Comparing Linkage Disequilibrium-Based Methods for Fine Mapping Quantitative Trait Loci

L. Grapes, J. C. M. Dekkers, M. F. Rothschild and R. L. Fernando
Genetics March 1, 2004 vol. 166 no. 3 1561-1570; https://doi.org/10.1534/genetics.166.3.1561
L. Grapes
Department of Animal Science, Iowa State University, Ames, Iowa 50011
  • Find this author on Google Scholar
  • Find this author on PubMed
  • Search for this author on this site
J. C. M. Dekkers
Department of Animal Science, Iowa State University, Ames, Iowa 50011
  • Find this author on Google Scholar
  • Find this author on PubMed
  • Search for this author on this site
M. F. Rothschild
Department of Animal Science, Iowa State University, Ames, Iowa 50011
  • Find this author on Google Scholar
  • Find this author on PubMed
  • Search for this author on this site
R. L. Fernando
Department of Animal Science, Iowa State University, Ames, Iowa 50011
  • Find this author on Google Scholar
  • Find this author on PubMed
  • Search for this author on this site
  • For correspondence: rohan@iastate.edu
  • Article
  • Figures & Data
  • Info & Metrics
Loading

Abstract

Recently, a method for fine mapping quantitative trait loci (QTL) using linkage disequilibrium was proposed to map QTL by modeling covariance between individuals, due to identical-by-descent (IBD) QTL alleles, on the basis of the similarity of their marker haplotypes under an assumed population history. In the work presented here, the advantage of using marker haplotype information for fine mapping QTL was studied by comparing the IBD-based method with 10 markers to regression on a single marker, a pair of markers, or a two-locus haplotype under alternative population histories. When 10 markers were genotyped, the IBD-based method estimated the position of the QTL more accurately than did single-marker regression in all populations. When 20 markers were genotyped for regression, as single-marker methods do not require knowledge of haplotypes, the mapping accuracy of regression in all populations was similar to or greater than that of the IBD-based method using 10 markers. Thus for populations similar to those simulated here, the IBD-based method is comparable to single-marker regression analysis for fine mapping QTL.

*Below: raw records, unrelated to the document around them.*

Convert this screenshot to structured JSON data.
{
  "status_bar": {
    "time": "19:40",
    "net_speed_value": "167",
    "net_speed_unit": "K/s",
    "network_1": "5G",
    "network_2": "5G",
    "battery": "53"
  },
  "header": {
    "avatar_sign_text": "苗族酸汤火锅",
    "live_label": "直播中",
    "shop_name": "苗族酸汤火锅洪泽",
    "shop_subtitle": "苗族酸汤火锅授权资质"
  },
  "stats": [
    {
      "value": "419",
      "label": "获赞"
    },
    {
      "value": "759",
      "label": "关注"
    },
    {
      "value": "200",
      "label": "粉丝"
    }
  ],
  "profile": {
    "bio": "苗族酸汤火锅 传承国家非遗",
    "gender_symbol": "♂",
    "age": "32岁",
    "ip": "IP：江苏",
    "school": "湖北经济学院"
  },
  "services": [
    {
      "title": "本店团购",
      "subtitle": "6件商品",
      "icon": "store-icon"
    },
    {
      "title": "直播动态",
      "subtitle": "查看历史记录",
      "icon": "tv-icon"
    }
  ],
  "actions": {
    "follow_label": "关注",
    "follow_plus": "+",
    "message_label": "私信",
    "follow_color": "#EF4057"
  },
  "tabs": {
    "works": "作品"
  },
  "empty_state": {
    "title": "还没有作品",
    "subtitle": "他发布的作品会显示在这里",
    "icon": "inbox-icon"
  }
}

THE purpose of mapping quantitative trait loci (QTL) in livestock is to identify genes affecting a quantitative trait and ultimately use existing variation in those genes to select superior individuals from a population. One difficulty is that traditional QTL linkage studies identify chromosomal regions, not individual genes, which may affect a trait. Depending on the power of the test and population structure, these regions can range from 20 to 40 cM in size and contain possibly thousands of genes. It is impractical to consider thousands or even hundreds of potential candidate genes to identify the QTL. Therefore, the chromosomal region associated with the trait should be narrowed, i.e., the region should be fine mapped, before attempts to identify the gene are made.

Advanced intercross lines (Darvasi and Soller 1995) and recombinant inbred lines (Taylor 1978) have been proposed as resource populations to be used for fine mapping. In these populations, due to repeated recombination, the linkage disequilibrium (LD) generated by the initial cross is limited to closely linked loci. However, these types of populations are nearly impossible to create for most livestock species, as well as humans, because of time, ethical and financial constraints, as well as inbreeding depression. To overcome this, it has been proposed to use the existing LD from historical recombinations for fine mapping (e.g., Bodmer 1986; Xiong and Guo 1997).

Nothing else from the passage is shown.